Powertech is a licensee of various patents (including the '106 patent) issued to Tessera and directed to semiconductor chip manufacturing. More specifically, the claimed process goes to a protective barrier that protects terminals of the chip from coming in contact with the encapsulant.

Tessera sued various defendants in the ITC and in Texas for infringement of Tessera's patents that are the subject of the Powertech/Tessera license. As it turns out, the defendants in Tessera's lawsuit had purchased the chips in question (the so-called wBGA and µBGA chips) from Powertech and other Tesseara licensees. Tessera asserted that the chips purchased from Powertech infringed the '106 patent. The ITC ALJ ruled that the '106 patent was not invalid and not infringed by the wBGA and µBGA chips. The ALJ also determined that Tessera's patent rights were exhausted with respect to products purchased from Tessera licensees including Powertech.

While the ITC proceeding was underway, Powertech continued to make its royalty payments "under protest" because it believed that its wBGA did not infringe the '106 patent and that the '106 patent was invalid. Powertech then filed a declaratory action asserting that its wBGA products did not infringe the '106 patent and that the '106 patent was invalid. Powertech v. Tessera (N.D. Cal. Mar. 5, 2010).

In response, Tessera filed a motion to dismiss claiming that the actions in the ITC and in Texas against Powertech's customers could not create a case or controversy so long as Powertech remained a licensee in good standing. Raising an interesting jurisdictional question based on contract interpretation, Tessera also argued that Powertech's royalty obligation did not turn on the validity or infringement of the '106 patent but rather on the definition of licensed products under the Powertech/Tessera license, which included both the wBGA and µBGA chips (this latter chip not being at issue vis-à-vis non-infringement).

The Northern District of California court granted Tessera's motion on various grounds including because it concluded that Powertech was required to pay royalties whether or not the '106 patent is valid or infringed. Powertech appealed. Powertech Tech. Inc. v. Tessera, Inc., Case No. 2010-1489 (Fed. Cir. September 30, 2011).

Dispensing with Tessera's argument that Powertech must be in breach to create a case or controversy, the CAFC cited MedImmune, Inc. v. Genentech, Inc., 549 U.S. 118, 127 (2007) stating "Under the Court's new standard, an Article III case or controversy exists when 'the facts alleged, under all the circumstances, show that there is a substantial controversy, between parties having adverse legal interests, of sufficient immediacy and reality to warrant the issuance of a declaratory judgment.'" Under MedImmune, Powertech need not be in breach of its license to challenge the validity or infringement of the '106 patent.

As a side note, the CAFC also rejected Tessera's argument at the ITC that the exhaustion doctrine would not apply to licensed products if a licensee failed to make royalty payments, stating:

That some licensees subsequently renege or fall behind on their royalty payments does not convert a once authorized sale into a non-authorized sale. . . . That absurd result would cast a cloud of uncertainty over every sale, and every product in the possession of a customer of the licensee, and would be wholly inconsistent with the fundamental purpose of patent exhaustion--to prohibit postsale restrictions on the use of a patented article.
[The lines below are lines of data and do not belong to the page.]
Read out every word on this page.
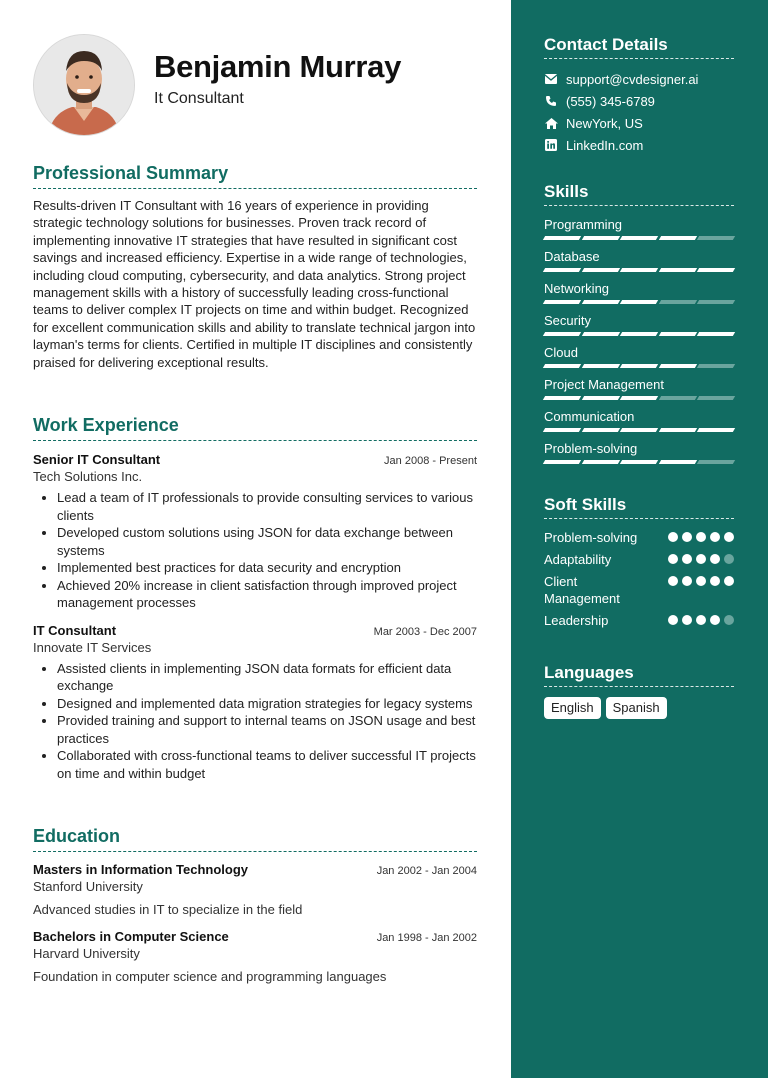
Benjamin Murray
It Consultant
Professional Summary
Results-driven IT Consultant with 16 years of experience in providing strategic technology solutions for businesses. Proven track record of implementing innovative IT strategies that have resulted in significant cost savings and increased efficiency. Expertise in a wide range of technologies, including cloud computing, cybersecurity, and data analytics. Strong project management skills with a history of successfully leading cross-functional teams to deliver complex IT projects on time and within budget. Recognized for excellent communication skills and ability to translate technical jargon into layman's terms for clients. Certified in multiple IT disciplines and consistently praised for delivering exceptional results.
Work Experience
Senior IT Consultant	Jan 2008 - Present
Tech Solutions Inc.
• Lead a team of IT professionals to provide consulting services to various clients
• Developed custom solutions using JSON for data exchange between systems
• Implemented best practices for data security and encryption
• Achieved 20% increase in client satisfaction through improved project management processes
IT Consultant	Mar 2003 - Dec 2007
Innovate IT Services
• Assisted clients in implementing JSON data formats for efficient data exchange
• Designed and implemented data migration strategies for legacy systems
• Provided training and support to internal teams on JSON usage and best practices
• Collaborated with cross-functional teams to deliver successful IT projects on time and within budget
Education
Masters in Information Technology	Jan 2002 - Jan 2004
Stanford University
Advanced studies in IT to specialize in the field
Bachelors in Computer Science	Jan 1998 - Jan 2002
Harvard University
Foundation in computer science and programming languages
Contact Details
support@cvdesigner.ai
(555) 345-6789
NewYork, US
LinkedIn.com
Skills
Programming
Database
Networking
Security
Cloud
Project Management
Communication
Problem-solving
Soft Skills
Problem-solving
Adaptability
Client Management
Leadership
Languages
English	Spanish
Slip. Op. at 12-13 (citation omitted).  

Finally, the CAFC dealt with Tessera's argument that there could be no case or controversy because Powertech's license was not tied to the '106 patent but broadly covered licensed products. Again the CAFC relied on MedImmune to dispel the notion that Powertech must first breach its license to create a case or controversy. Slip Op. at 14. In an interesting issue for California practitioners, Powertech and Tessera argued contract interpretation under California law and specifically whether "legal necessity compels an interpretation that royalty payments be tied to patent coverage or patent validity." Slip Op. at 15; see also Cal. Civ. Code § 1655-56 (stating that, under California contract law, any conditions that make a contract reasonable, conform it to industry usage, or are necessary to carry it into effect, are deemed implied unless the contract manifests a contrary intention).

In reversing and remanding, the CAFC did not interpret the Powertech/Tessera license but instead "simply [held] that the dispute between [Powertech] and Tessera--as to whether the license agreement requires royalty payments to be tied to valid patent coverage--is sufficient to support declaratory judgment jurisdiction. We leave the merits based arguments to the district court to consider on remand." Slip Op. at 17. This opinion may prove significant in cases where a license broadly covers a licensed product as opposed to specific patents.